Actuellement, les fournisseurs de prestations doivent remettre une facture détaillée et compréhensible ainsi que toutes les indications nécessaires pour permettre de vérifier le calcul de la rémunération et le caractères économique de la prestation.

Selon le Conseil fédéral, qui règlerait les détails du traitement des diagnostics codés, le recours à ces derniers doit être ancré dans la loi. La gauche a protesté en vain.

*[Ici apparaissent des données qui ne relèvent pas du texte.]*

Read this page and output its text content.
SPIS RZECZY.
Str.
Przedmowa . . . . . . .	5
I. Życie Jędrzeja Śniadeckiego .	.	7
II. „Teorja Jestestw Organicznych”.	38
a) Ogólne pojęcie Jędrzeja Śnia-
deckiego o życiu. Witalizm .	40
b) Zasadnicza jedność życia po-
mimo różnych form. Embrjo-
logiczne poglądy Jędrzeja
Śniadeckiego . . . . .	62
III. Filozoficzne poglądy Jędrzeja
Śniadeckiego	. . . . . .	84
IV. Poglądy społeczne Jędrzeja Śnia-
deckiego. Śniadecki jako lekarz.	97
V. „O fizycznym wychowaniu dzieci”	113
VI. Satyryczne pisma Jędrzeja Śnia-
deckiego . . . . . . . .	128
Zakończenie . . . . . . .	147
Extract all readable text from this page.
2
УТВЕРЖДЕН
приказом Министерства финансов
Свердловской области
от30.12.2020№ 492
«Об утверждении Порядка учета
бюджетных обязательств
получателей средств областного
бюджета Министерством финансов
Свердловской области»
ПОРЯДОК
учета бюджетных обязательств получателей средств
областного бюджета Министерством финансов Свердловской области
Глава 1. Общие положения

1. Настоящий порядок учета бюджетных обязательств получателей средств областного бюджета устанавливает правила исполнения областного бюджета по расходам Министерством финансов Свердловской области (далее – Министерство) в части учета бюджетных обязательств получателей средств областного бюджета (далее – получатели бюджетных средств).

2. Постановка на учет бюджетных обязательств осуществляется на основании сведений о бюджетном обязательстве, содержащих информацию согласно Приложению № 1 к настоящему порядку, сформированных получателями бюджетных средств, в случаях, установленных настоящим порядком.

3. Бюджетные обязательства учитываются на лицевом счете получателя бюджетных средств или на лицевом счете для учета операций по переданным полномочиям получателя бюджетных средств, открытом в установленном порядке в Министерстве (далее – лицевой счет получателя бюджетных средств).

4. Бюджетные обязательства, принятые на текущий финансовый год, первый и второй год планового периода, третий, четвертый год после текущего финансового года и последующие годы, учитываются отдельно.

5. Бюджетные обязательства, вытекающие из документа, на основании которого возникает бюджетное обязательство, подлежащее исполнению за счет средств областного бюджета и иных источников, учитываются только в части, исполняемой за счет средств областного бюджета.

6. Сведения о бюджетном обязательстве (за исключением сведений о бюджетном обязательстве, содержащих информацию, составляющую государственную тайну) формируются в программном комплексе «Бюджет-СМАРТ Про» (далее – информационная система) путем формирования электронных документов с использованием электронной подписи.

Cette mesure pose des problèmes de protection de la personnalité, a critiqué Liliane Maury Pasquier (PS/GE). Et de rappeler les disputes à ce sujet entre hôpitaux et assureurs en vue de l'introduction du nouveau financement hospitalier.

Ce complément est d'autant plus nécessaire que les parties ne sont pas arrivées à se mettre d'accord, a répondu le ministre de la santé Didier Burkhalter. Quant à la protection des données, elle sera pleinement assurée par les dispositions d'exécution, a-t-il promis.

Tarification

A l'initiative du gouvernement, la disposition sur les diagnostics est venue se greffer à une révision de la loi sur l'assurance maladie (LAMal) concernant le système de tarification Tarmed. Vu que les prestataires de soins et les caisses n'arrivent souvent pas à se mettre d'accord, le Conseil fédéral devrait avoir davantage de compétences pour intervenir.

Cet ajout faisait déjà partie du «paquet Couchepin» enterré entretemps. Il est motivé par un rapport du Contrôle des finances. Selon ce document, les bases de calcul sont lacunaires et obsolètes. Il n'y a pas en outre forcément de lien entre le barème, le prix fixé pour les prestations et la réalité des coûts.

Personne n'a contesté ce point. Le gouvernement pourrait ainsi procéder à des adaptations de la structure tarifaire si cette dernière est inappropriée et si les parties ne peuvent s'entendre. Le dossier retourne toutefois au National, les sénateurs ayant précisé que le Surveillant des prix pourra soumettre des propositions au ministre des affaires sociales.